We investigate the highs and lows...
Since the first email was sent in 1971, we've moved further and further behind our keyboards across a number of devices. This is also true of those in education, despite classroom teachers being non-desk based, emails are still widely used in schools as a way to communicate important messages. The e-message undoubtedly saves money, as the cost of print and stamps seems to climb ever higher. How can we forget the first Christmas that people started to adopt the e-card? At the click of button, sparkly festive scenes popped up in our inbox often accompanied by a carol played on loop in strange electronic tones. In many respects the Facebook and Instagram stories we can create today to wish friends 'happy birthday' are modern versions of the 90's e-card. They just look slightly more sophisticated and give greater ownership over format and style.
So what do we really think of emails - friend or foe? According to Teacher Tapp emails are regularly written and sent at weekends, which probably doesn't help endear them to their recipient!

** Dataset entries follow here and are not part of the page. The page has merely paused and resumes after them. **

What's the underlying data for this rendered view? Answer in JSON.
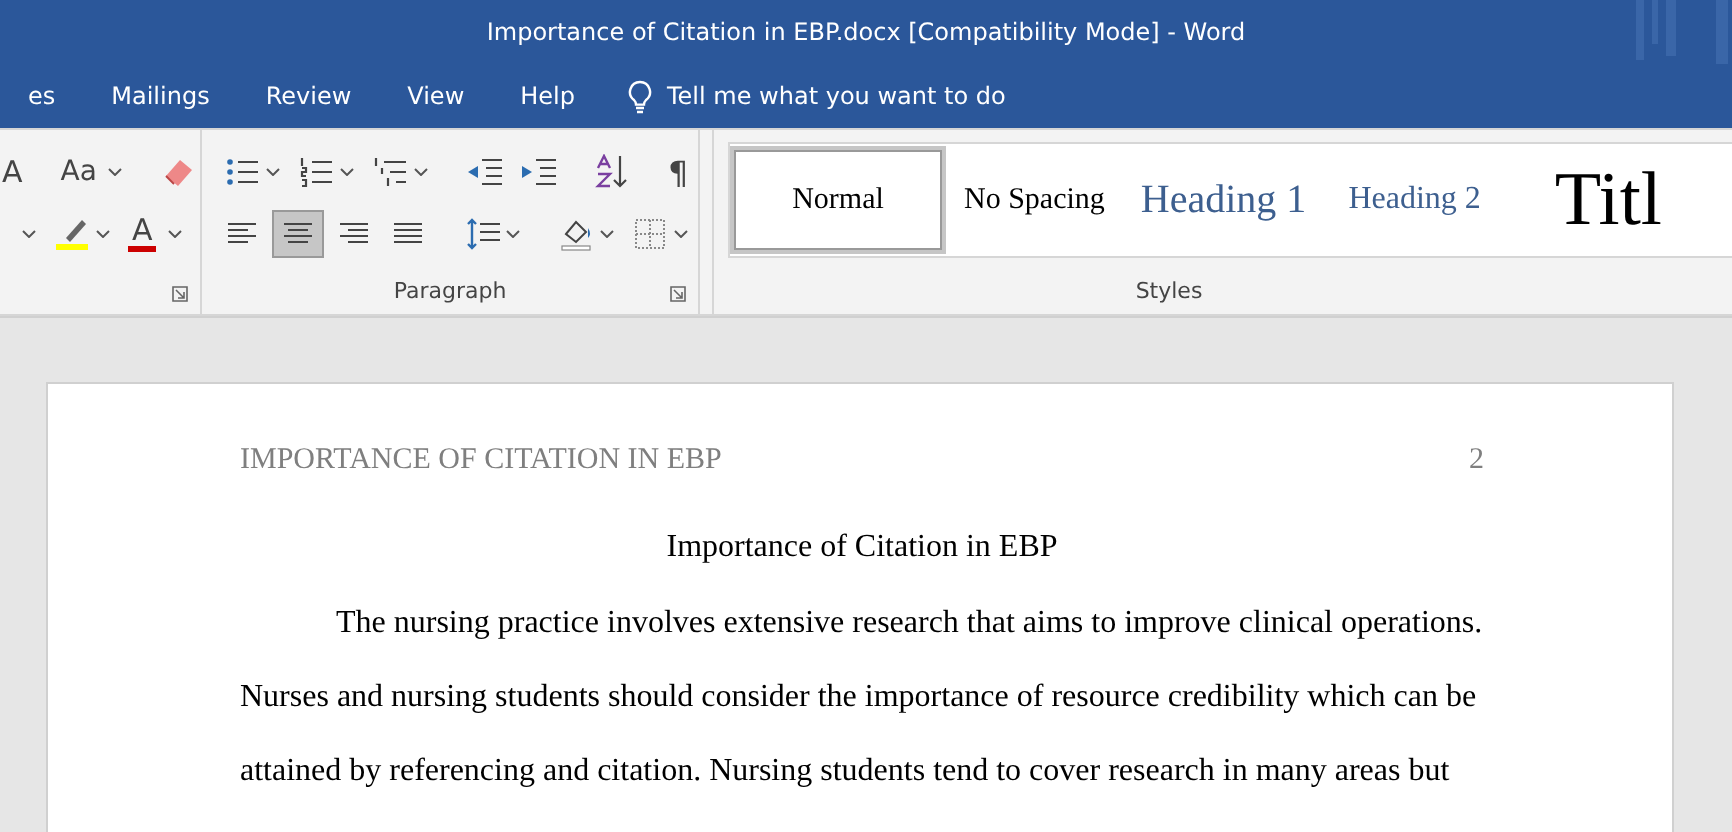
{
  "window": {
    "title": "Importance of Citation in EBP.docx [Compatibility Mode]  -  Word"
  },
  "ribbon_tabs": [
    {
      "label": "es"
    },
    {
      "label": "Mailings"
    },
    {
      "label": "Review"
    },
    {
      "label": "View"
    },
    {
      "label": "Help"
    }
  ],
  "tell_me": {
    "placeholder": "Tell me what you want to do"
  },
  "font_group": {
    "row1": [
      {
        "kind": "grow",
        "glyph": "A"
      },
      {
        "kind": "sep"
      },
      {
        "kind": "case",
        "glyph": "Aa",
        "dropdown": true
      },
      {
        "kind": "sep"
      },
      {
        "kind": "eraser"
      }
    ],
    "row2": [
      {
        "kind": "caret"
      },
      {
        "kind": "highlight",
        "dropdown": true
      },
      {
        "kind": "fontcolor",
        "glyph": "A",
        "dropdown": true
      }
    ]
  },
  "paragraph_group": {
    "label": "Paragraph",
    "row1": [
      {
        "kind": "bullets",
        "dropdown": true
      },
      {
        "kind": "numbering",
        "dropdown": true
      },
      {
        "kind": "multilevel",
        "dropdown": true
      },
      {
        "kind": "sep"
      },
      {
        "kind": "outdent"
      },
      {
        "kind": "indent"
      },
      {
        "kind": "sep"
      },
      {
        "kind": "sort"
      },
      {
        "kind": "sep"
      },
      {
        "kind": "marks",
        "glyph": "¶"
      }
    ],
    "row2": [
      {
        "kind": "alignleft",
        "selected": false
      },
      {
        "kind": "aligncenter",
        "selected": true
      },
      {
        "kind": "alignright",
        "selected": false
      },
      {
        "kind": "justify",
        "selected": false
      },
      {
        "kind": "sep"
      },
      {
        "kind": "spacing",
        "dropdown": true
      },
      {
        "kind": "sep"
      },
      {
        "kind": "shading",
        "dropdown": true
      },
      {
        "kind": "borders",
        "dropdown": true
      }
    ]
  },
  "styles_group": {
    "label": "Styles",
    "styles": [
      {
        "name": "Normal",
        "kind": "normal",
        "selected": true
      },
      {
        "name": "No Spacing",
        "kind": "normal",
        "selected": false
      },
      {
        "name": "Heading 1",
        "kind": "heading1",
        "selected": false
      },
      {
        "name": "Heading 2",
        "kind": "heading2",
        "selected": false
      },
      {
        "name": "Titl",
        "kind": "title",
        "selected": false
      }
    ]
  },
  "document": {
    "header": {
      "running_head": "IMPORTANCE OF CITATION IN EBP",
      "page_number": "2"
    },
    "title": "Importance of Citation in EBP",
    "paragraph": "The nursing practice involves extensive research that aims to improve clinical operations. Nurses and nursing students should consider the importance of resource credibility which can be attained by referencing and citation. Nursing students tend to cover research in many areas but"
  }
}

You may be thinking that it is all well and good talking about the downside of e-communications, when Frog promotes going digital but herein lies the difference. Our ability to connect with each other by email or any other electronic method provides us many advantages, we can reach a large number of people, design attractive communications and check-in anytime, anywhere. The problem is not that we have it, but in how we use - and in some cases - abuse it.
Well planned and executed communications should be well-received by their audience, whether that's a letter in the mail, an email or a social media post. It's the passive aggressive email that you accidentally picked up via a rogue push notification on a Sunday evening that will get you! Frog provides the means to facilitate improved communication practice in-schools, but still relies on a positive culture behind it to embed fair practice and disallow those late night messages. Technology can make us lazy, our cars may turn the lights on for us but when the auto-sensor misses that foggy day, how many of us forget we need to go back to manual? It is fantastic that we can communicate and share in so many ways but these vehicles still need a driver (at the moment).
Happy Electronic Greetings Day to you all!